Skin Health
What is the connection between skin health and cardiovascular risk in men?
Chronic skin inflammatory conditions, particularly psoriasis and severe acne, are independent cardiovascular risk factors: men with moderate-to-severe psoriasis have a 50–60% higher risk of major adverse cardiovascular events compared to men without psoriasis, driven by the shared inflammatory pathways (IL-17, TNF-α, IL-6) that drive both skin inflammation and arterial plaque formation (Mehta et al., JAMA, 2006).
For men with psoriasis, this is not merely a dermatological management question, it is a cardiovascular monitoring imperative.

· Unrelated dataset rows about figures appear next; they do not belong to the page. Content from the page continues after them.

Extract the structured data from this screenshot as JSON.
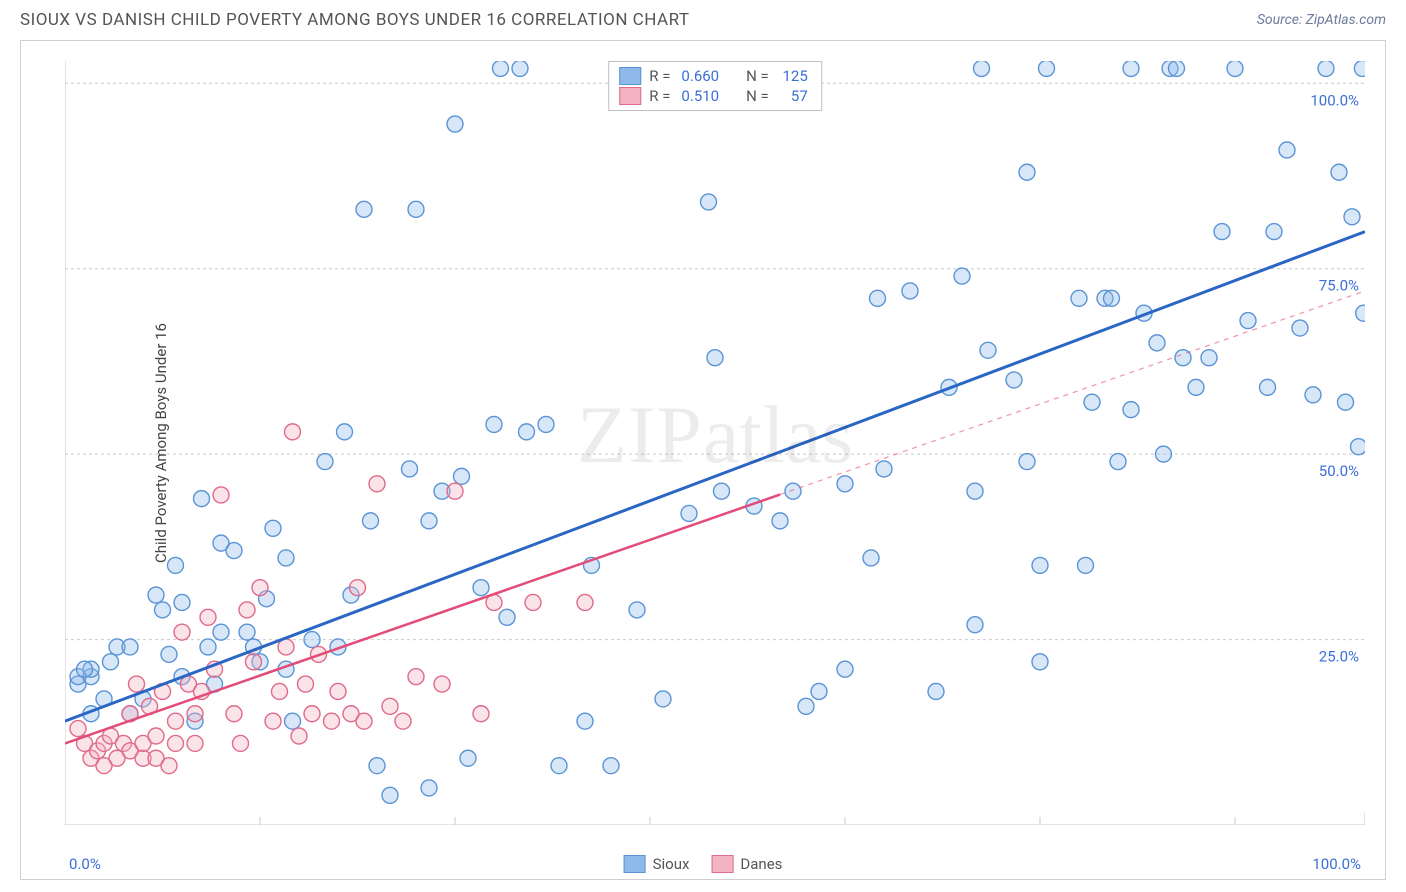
{
  "title": "SIOUX VS DANISH CHILD POVERTY AMONG BOYS UNDER 16 CORRELATION CHART",
  "source_label": "Source: ",
  "source_name": "ZipAtlas.com",
  "watermark": "ZIPatlas",
  "chart": {
    "type": "scatter",
    "ylabel": "Child Poverty Among Boys Under 16",
    "xlim": [
      0,
      100
    ],
    "ylim": [
      0,
      103
    ],
    "x_ticks": [
      0,
      100
    ],
    "x_tick_labels": [
      "0.0%",
      "100.0%"
    ],
    "x_minor_ticks": [
      15,
      30,
      45,
      60,
      75,
      90
    ],
    "y_gridlines": [
      25,
      50,
      75,
      100
    ],
    "y_tick_labels": [
      "25.0%",
      "50.0%",
      "75.0%",
      "100.0%"
    ],
    "background_color": "#ffffff",
    "grid_color": "#c9c9c9",
    "grid_dash": "3 3",
    "marker_radius": 8,
    "marker_fill_opacity": 0.35,
    "marker_stroke_width": 1.4,
    "series": [
      {
        "name": "Sioux",
        "color_fill": "#8fb9e8",
        "color_stroke": "#5a94d6",
        "line_color": "#2a66c4",
        "line_width": 3,
        "trend": {
          "x1": 0,
          "y1": 14,
          "x2": 100,
          "y2": 80
        },
        "trend_dashed_from_x": null,
        "R": "0.660",
        "N": "125",
        "points": [
          [
            1,
            19
          ],
          [
            1,
            20
          ],
          [
            2,
            20
          ],
          [
            2,
            21
          ],
          [
            1.5,
            21
          ],
          [
            2,
            15
          ],
          [
            3,
            17
          ],
          [
            3.5,
            22
          ],
          [
            4,
            24
          ],
          [
            5,
            24
          ],
          [
            5,
            15
          ],
          [
            6,
            17
          ],
          [
            7,
            31
          ],
          [
            7.5,
            29
          ],
          [
            8,
            23
          ],
          [
            8.5,
            35
          ],
          [
            9,
            20
          ],
          [
            9,
            30
          ],
          [
            10,
            14
          ],
          [
            10.5,
            44
          ],
          [
            11,
            24
          ],
          [
            11.5,
            19
          ],
          [
            12,
            26
          ],
          [
            12,
            38
          ],
          [
            13,
            37
          ],
          [
            14,
            26
          ],
          [
            14.5,
            24
          ],
          [
            15,
            22
          ],
          [
            15.5,
            30.5
          ],
          [
            16,
            40
          ],
          [
            17,
            21
          ],
          [
            17,
            36
          ],
          [
            17.5,
            14
          ],
          [
            19,
            25
          ],
          [
            20,
            49
          ],
          [
            21,
            24
          ],
          [
            21.5,
            53
          ],
          [
            22,
            31
          ],
          [
            23,
            83
          ],
          [
            23.5,
            41
          ],
          [
            24,
            8
          ],
          [
            25,
            4
          ],
          [
            26.5,
            48
          ],
          [
            27,
            83
          ],
          [
            28,
            5
          ],
          [
            28,
            41
          ],
          [
            29,
            45
          ],
          [
            30,
            94.5
          ],
          [
            30.5,
            47
          ],
          [
            31,
            9
          ],
          [
            32,
            32
          ],
          [
            33,
            54
          ],
          [
            33.5,
            102
          ],
          [
            34,
            28
          ],
          [
            35,
            102
          ],
          [
            35.5,
            53
          ],
          [
            37,
            54
          ],
          [
            38,
            8
          ],
          [
            40,
            14
          ],
          [
            40.5,
            35
          ],
          [
            42,
            8
          ],
          [
            43,
            102
          ],
          [
            44,
            29
          ],
          [
            45,
            102
          ],
          [
            46,
            17
          ],
          [
            48,
            42
          ],
          [
            49.5,
            84
          ],
          [
            50,
            63
          ],
          [
            50.5,
            45
          ],
          [
            53,
            43
          ],
          [
            55,
            41
          ],
          [
            56,
            45
          ],
          [
            57,
            16
          ],
          [
            58,
            18
          ],
          [
            60,
            46
          ],
          [
            62,
            36
          ],
          [
            62.5,
            71
          ],
          [
            63,
            48
          ],
          [
            65,
            72
          ],
          [
            67,
            18
          ],
          [
            68,
            59
          ],
          [
            69,
            74
          ],
          [
            70,
            45
          ],
          [
            70.5,
            102
          ],
          [
            71,
            64
          ],
          [
            73,
            60
          ],
          [
            74,
            49
          ],
          [
            74,
            88
          ],
          [
            75,
            35
          ],
          [
            75.5,
            102
          ],
          [
            78,
            71
          ],
          [
            78.5,
            35
          ],
          [
            79,
            57
          ],
          [
            80,
            71
          ],
          [
            80.5,
            71
          ],
          [
            81,
            49
          ],
          [
            82,
            56
          ],
          [
            82,
            102
          ],
          [
            83,
            69
          ],
          [
            84,
            65
          ],
          [
            84.5,
            50
          ],
          [
            85,
            102
          ],
          [
            85.5,
            102
          ],
          [
            86,
            63
          ],
          [
            87,
            59
          ],
          [
            88,
            63
          ],
          [
            89,
            80
          ],
          [
            90,
            102
          ],
          [
            91,
            68
          ],
          [
            92.5,
            59
          ],
          [
            93,
            80
          ],
          [
            94,
            91
          ],
          [
            95,
            67
          ],
          [
            96,
            58
          ],
          [
            97,
            102
          ],
          [
            98,
            88
          ],
          [
            98.5,
            57
          ],
          [
            99,
            82
          ],
          [
            99.5,
            51
          ],
          [
            99.8,
            102
          ],
          [
            99.9,
            69
          ],
          [
            75,
            22
          ],
          [
            70,
            27
          ],
          [
            60,
            21
          ],
          [
            44,
            102
          ]
        ]
      },
      {
        "name": "Danes",
        "color_fill": "#f3b3c1",
        "color_stroke": "#e06a8a",
        "line_color": "#e34b78",
        "line_width": 2.5,
        "trend": {
          "x1": 0,
          "y1": 11,
          "x2": 100,
          "y2": 72
        },
        "trend_dashed_from_x": 55,
        "R": "0.510",
        "N": "57",
        "points": [
          [
            1,
            13
          ],
          [
            1.5,
            11
          ],
          [
            2,
            9
          ],
          [
            2.5,
            10
          ],
          [
            3,
            8
          ],
          [
            3,
            11
          ],
          [
            3.5,
            12
          ],
          [
            4,
            9
          ],
          [
            4.5,
            11
          ],
          [
            5,
            10
          ],
          [
            5,
            15
          ],
          [
            5.5,
            19
          ],
          [
            6,
            9
          ],
          [
            6,
            11
          ],
          [
            6.5,
            16
          ],
          [
            7,
            9
          ],
          [
            7,
            12
          ],
          [
            7.5,
            18
          ],
          [
            8,
            8
          ],
          [
            8.5,
            11
          ],
          [
            8.5,
            14
          ],
          [
            9,
            26
          ],
          [
            9.5,
            19
          ],
          [
            10,
            11
          ],
          [
            10,
            15
          ],
          [
            10.5,
            18
          ],
          [
            11,
            28
          ],
          [
            11.5,
            21
          ],
          [
            12,
            44.5
          ],
          [
            13,
            15
          ],
          [
            13.5,
            11
          ],
          [
            14,
            29
          ],
          [
            14.5,
            22
          ],
          [
            15,
            32
          ],
          [
            16,
            14
          ],
          [
            16.5,
            18
          ],
          [
            17,
            24
          ],
          [
            17.5,
            53
          ],
          [
            18,
            12
          ],
          [
            18.5,
            19
          ],
          [
            19,
            15
          ],
          [
            19.5,
            23
          ],
          [
            20.5,
            14
          ],
          [
            21,
            18
          ],
          [
            22,
            15
          ],
          [
            22.5,
            32
          ],
          [
            23,
            14
          ],
          [
            24,
            46
          ],
          [
            25,
            16
          ],
          [
            26,
            14
          ],
          [
            27,
            20
          ],
          [
            29,
            19
          ],
          [
            30,
            45
          ],
          [
            32,
            15
          ],
          [
            33,
            30
          ],
          [
            36,
            30
          ],
          [
            40,
            30
          ]
        ]
      }
    ],
    "legend_bottom": [
      {
        "label": "Sioux",
        "fill": "#8fb9e8",
        "stroke": "#5a94d6"
      },
      {
        "label": "Danes",
        "fill": "#f3b3c1",
        "stroke": "#e06a8a"
      }
    ]
  }
}
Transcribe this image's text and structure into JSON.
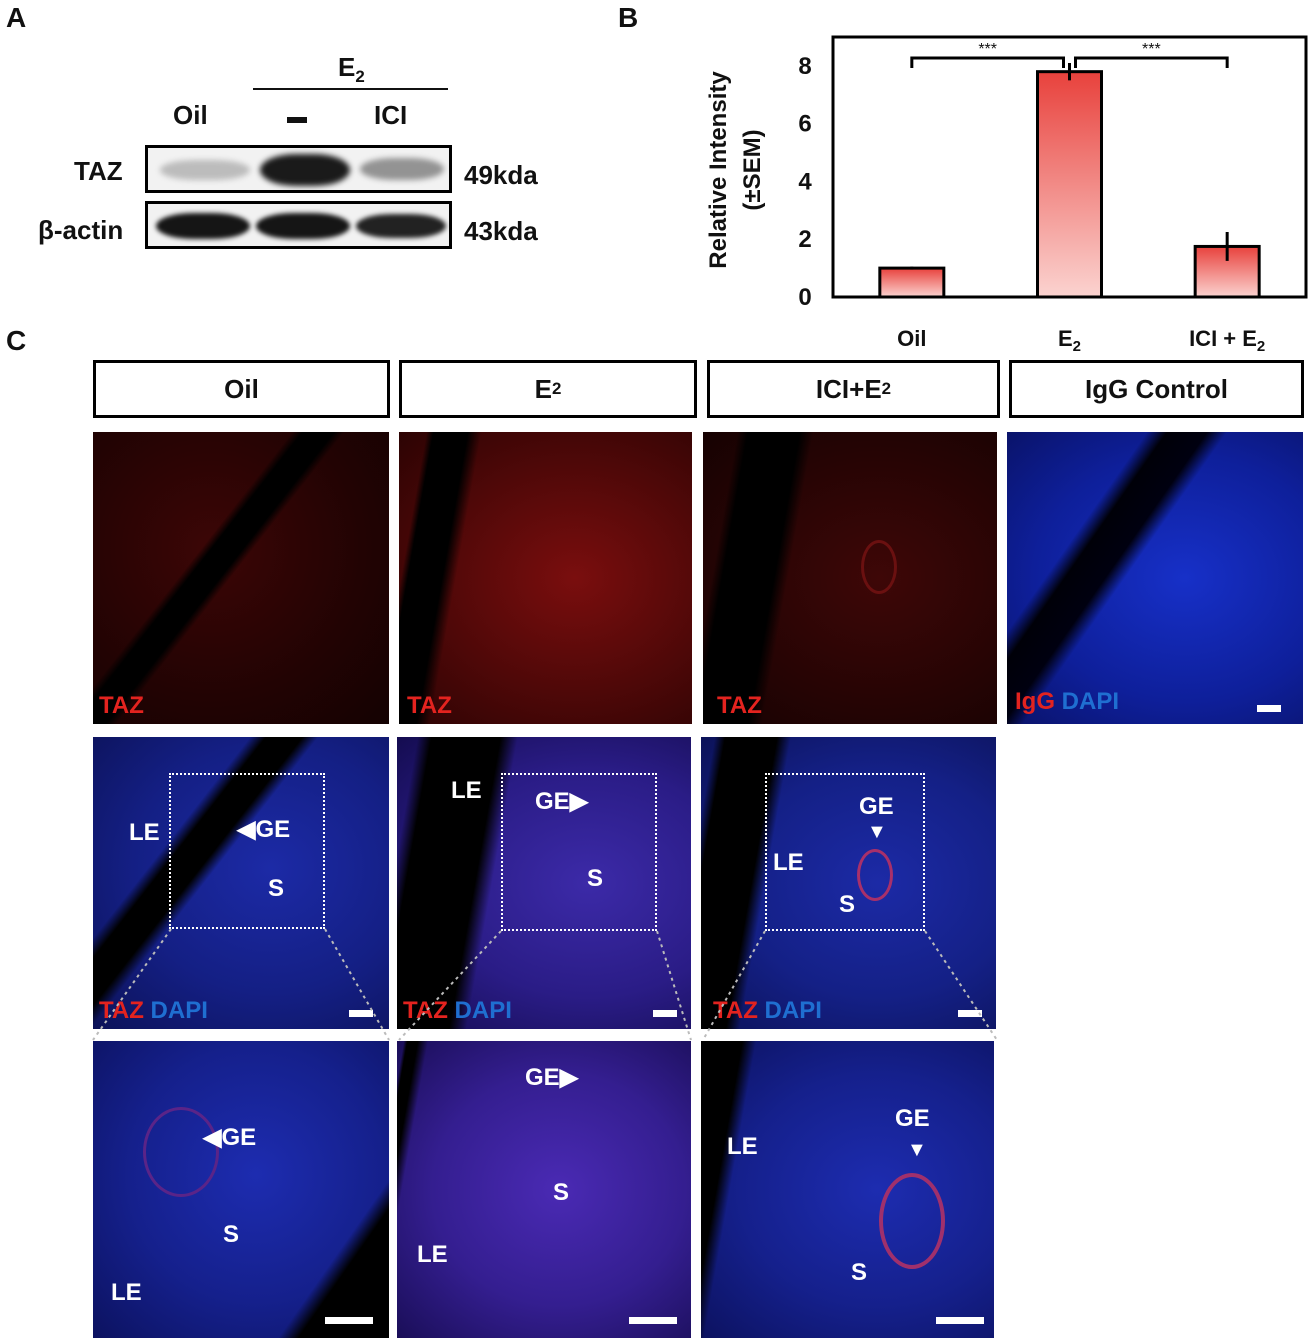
{
  "panels": {
    "a": "A",
    "b": "B",
    "c": "C"
  },
  "blot": {
    "header": "E",
    "header_sub": "2",
    "lanes": [
      "Oil",
      "–",
      "ICI"
    ],
    "rows": [
      {
        "name": "TAZ",
        "size": "49kda"
      },
      {
        "name": "β-actin",
        "size": "43kda"
      }
    ]
  },
  "chart_data": {
    "type": "bar",
    "categories": [
      "Oil",
      "E2",
      "ICI + E2"
    ],
    "category_labels": [
      {
        "main": "Oil",
        "sub": ""
      },
      {
        "main": "E",
        "sub": "2"
      },
      {
        "main": "ICI + E",
        "sub": "2"
      }
    ],
    "values": [
      1.0,
      7.8,
      1.75
    ],
    "errors": [
      0.05,
      0.3,
      0.5
    ],
    "ylim": [
      0,
      9
    ],
    "yticks": [
      "0",
      "2",
      "4",
      "6",
      "8"
    ],
    "ylabel_line1": "Relative Intensity",
    "ylabel_line2": "(±SEM)",
    "significance": [
      "***",
      "***"
    ],
    "colors": {
      "bar_top": "#e8413c",
      "bar_bottom": "#fbd3d0",
      "edge": "#000000"
    },
    "grid": false
  },
  "conditions": [
    {
      "main": "Oil",
      "sub": ""
    },
    {
      "main": "E",
      "sub": "2"
    },
    {
      "main": "ICI+E",
      "sub": "2"
    },
    {
      "main": "IgG Control",
      "sub": ""
    }
  ],
  "stain_labels": {
    "taz": "TAZ",
    "dapi": "DAPI",
    "igg": "IgG"
  },
  "tissue_labels": {
    "le": "LE",
    "ge": "GE",
    "s": "S"
  }
}
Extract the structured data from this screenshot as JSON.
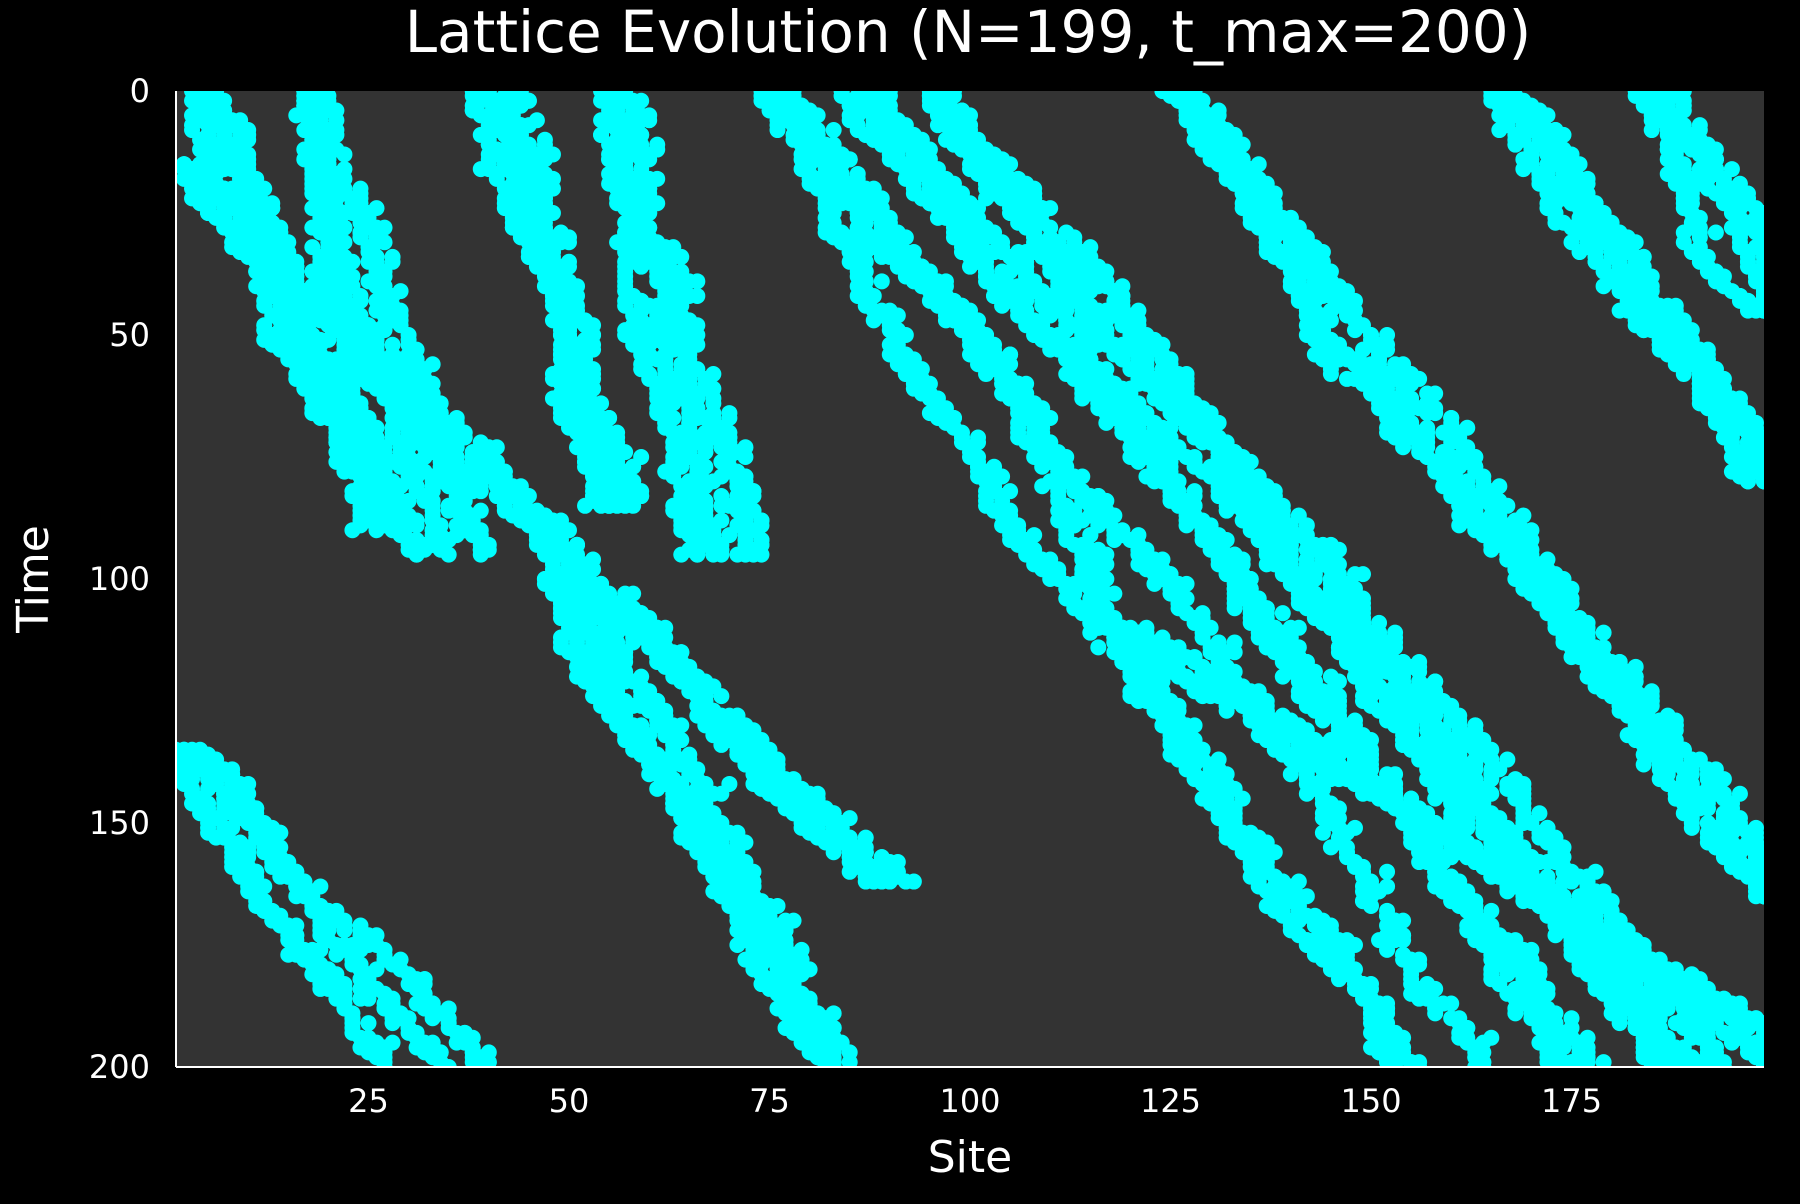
{
  "colors": {
    "background": "#000000",
    "plot_area": "#333333",
    "marker": "#00FFFF",
    "text": "#FFFFFF"
  },
  "chart_data": {
    "type": "scatter",
    "title": "Lattice Evolution (N=199, t_max=200)",
    "xlabel": "Site",
    "ylabel": "Time",
    "xlim": [
      1,
      199
    ],
    "ylim": [
      0,
      200
    ],
    "y_inverted": true,
    "x_ticks": [
      25,
      50,
      75,
      100,
      125,
      150,
      175
    ],
    "y_ticks": [
      0,
      50,
      100,
      150,
      200
    ],
    "grid": false,
    "legend": "none",
    "marker_shape": "circle",
    "description_of_values": "occupied lattice sites (x = site, y = time step); dense diagonal bands drifting right as time increases",
    "bands": [
      {
        "name": "band-a",
        "t_start": 0,
        "t_end": 90,
        "site_start": 3,
        "site_end": 26
      },
      {
        "name": "band-b",
        "t_start": 0,
        "t_end": 95,
        "site_start": 17,
        "site_end": 35
      },
      {
        "name": "band-c",
        "t_start": 0,
        "t_end": 85,
        "site_start": 40,
        "site_end": 52
      },
      {
        "name": "band-d",
        "t_start": 0,
        "t_end": 95,
        "site_start": 55,
        "site_end": 69
      },
      {
        "name": "band-e",
        "t_start": 15,
        "t_end": 162,
        "site_start": 1,
        "site_end": 87
      },
      {
        "name": "band-f",
        "t_start": 0,
        "t_end": 200,
        "site_start": 76,
        "site_end": 160
      },
      {
        "name": "band-g",
        "t_start": 0,
        "t_end": 200,
        "site_start": 85,
        "site_end": 175
      },
      {
        "name": "band-h",
        "t_start": 0,
        "t_end": 200,
        "site_start": 95,
        "site_end": 190
      },
      {
        "name": "band-i",
        "t_start": 0,
        "t_end": 165,
        "site_start": 125,
        "site_end": 199
      },
      {
        "name": "band-j",
        "t_start": 0,
        "t_end": 80,
        "site_start": 166,
        "site_end": 199
      },
      {
        "name": "band-k",
        "t_start": 0,
        "t_end": 45,
        "site_start": 185,
        "site_end": 199
      },
      {
        "name": "band-l",
        "t_start": 135,
        "t_end": 200,
        "site_start": 1,
        "site_end": 37
      },
      {
        "name": "band-m",
        "t_start": 100,
        "t_end": 200,
        "site_start": 48,
        "site_end": 80
      },
      {
        "name": "band-n",
        "t_start": 110,
        "t_end": 200,
        "site_start": 118,
        "site_end": 199
      }
    ]
  }
}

The inflammation driving your skin disease is simultaneously driving atherosclerotic plaque inflammation. Men with psoriasis should have annual cardiovascular risk assessment including hs-CRP, blood pressure, fasting lipids with ApoB, and waist circumference. The dermatologist managing your skin is not monitoring your coronary arteries. A cardiologist who is aware of the skin-cardiac inflammation link should.
Honesty Scale: Solid (1) for the psoriasis-cardiovascular risk association. It is one of the most replicated findings in dermatological epidemiology.
What to do: If you have moderate-to-severe psoriasis, ensure your cardiologist is aware of it. Request hs-CRP, blood pressure review, and ApoB at minimum at each annual assessment. Effective psoriasis treatment (including biologic therapy for severe disease) also reduces cardiovascular inflammatory markers, dermatological treatment is part of cardiovascular risk management in this context.